With his properties in receivership (and with a receiver charging $12,000 a month to manage the estate), Dr. Chua was unable to post bail and remained in jail until his trial began on October 15. In the course of the 5-day trial, District Attorney Stephen Kelley introduced inflammatory testimony about a homosexual relationship between Dr, Chua and Carter, which was irrelevant to the charge of felony murder.

But it was effective, as the virtually all-white jury returned a verdict of guilty against Dr. Chua, a verdict which resulted in a sentence of "life imprisonment plus five years”.

In the same month that Carter died in December of 2005, Renato Hughes and his friend, Christian Foster, went to visit their old friend, Rashad Williams, who was living in Clear Lake with his grandmother. After the three pals got together, they decided to buy some marijuana, according to Rashad’s mother. They then went to the home of Shannon Edmonds, who, according to police records, is a known marijuana grower and drug dealer.

While Renato was waiting outside, Rashad and Christian went inside the house to talk to Edmonds. It is not clear what happened to cause Edmonds to get his shotgun and kill both Rashad and Christian. Some of his earlier statements indicated that a free-for-all altercation occurred.

But the official version he gave the police was that the boys invaded his home to steal his marijuana and that he shot them in self-defense with his 9mm semiautomatic Browning. He shot Rashad twice in the back and Christian five times in the back as well. When police arrived at the scene, they found Rashad lying in the middle of 11th Street, dead, and Christian dying in bushes about 20 yards away.

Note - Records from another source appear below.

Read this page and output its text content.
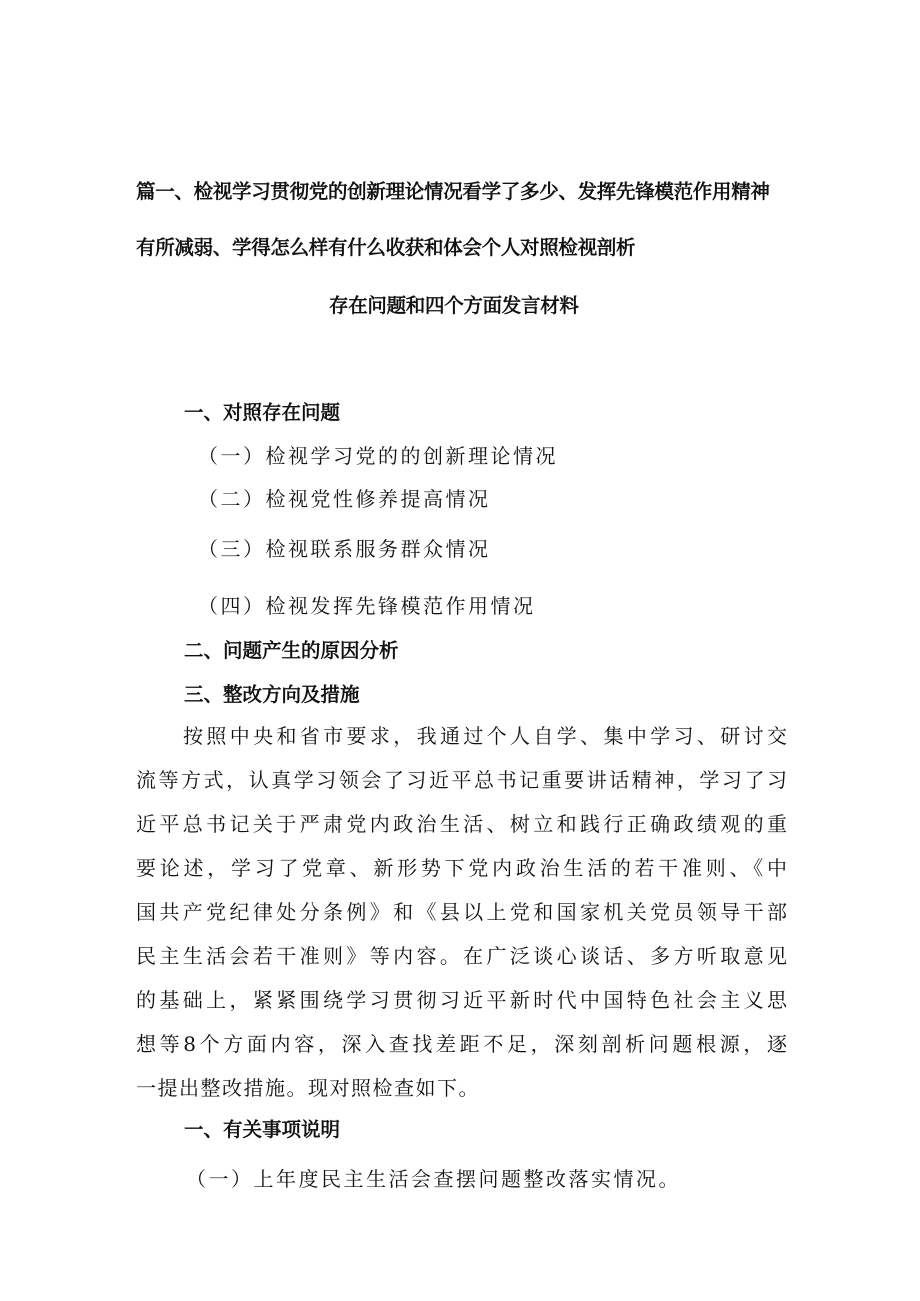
篇一、检视学习贯彻党的创新理论情况看学了多少、发挥先锋模范作用精神

有所减弱、学得怎么样有什么收获和体会个人对照检视剖析

存在问题和四个方面发言材料

一、对照存在问题

（一）检视学习党的的创新理论情况

（二）检视党性修养提高情况

（三）检视联系服务群众情况

（四）检视发挥先锋模范作用情况

二、问题产生的原因分析

三、整改方向及措施

按照中央和省市要求，我通过个人自学、集中学习、研讨交

流等方式，认真学习领会了习近平总书记重要讲话精神，学习了习

近平总书记关于严肃党内政治生活、树立和践行正确政绩观的重

要论述，学习了党章、新形势下党内政治生活的若干准则、《中

国共产党纪律处分条例》和《县以上党和国家机关党员领导干部

民主生活会若干准则》等内容。在广泛谈心谈话、多方听取意见

的基础上，紧紧围绕学习贯彻习近平新时代中国特色社会主义思

想等8个方面内容，深入查找差距不足，深刻剖析问题根源，逐

一提出整改措施。现对照检查如下。

一、有关事项说明

（一）上年度民主生活会查摆问题整改落实情况。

Two days after the killings, District Attorney Jon Hopkins accepted Edmonds’ version entirely and charged Renato Hughes with the double murder of his friends under the felony murder doctrine as their deaths, according to the D.A., occurred while in the course of committing a felony, an armed home invasion, with special circumstance punishable by death, if convicted.

Kenneth Block, a track and field coach at Balboa High School in San Francisco who knew all three boys personally, is furious that Edmonds was not the one charged with murder. “He took two boys’ lives and now he wants to take the third one. Where is justice in that? That doesn’t make any sense. They were fleeing the scene. They were murdered! This is a case of “double murder, double standard,” he said.

According to Renato’s attorney, Stephen Carter, “it's unclear whether Edmonds' place was invaded, whether a robbery occurred, or whether the three were merely hoping to buy marijuana -- and that no evidence indicates Renato Hughes was even in the house.”

"When you shoot someone who is fleeing, it's not self-defense," Carter said. "It's an execution."

While this case has attracted widespread attention in the African American community because Renato is half-Black, it has received no coverage in the Filipino American community even though Renato is half-Filipino.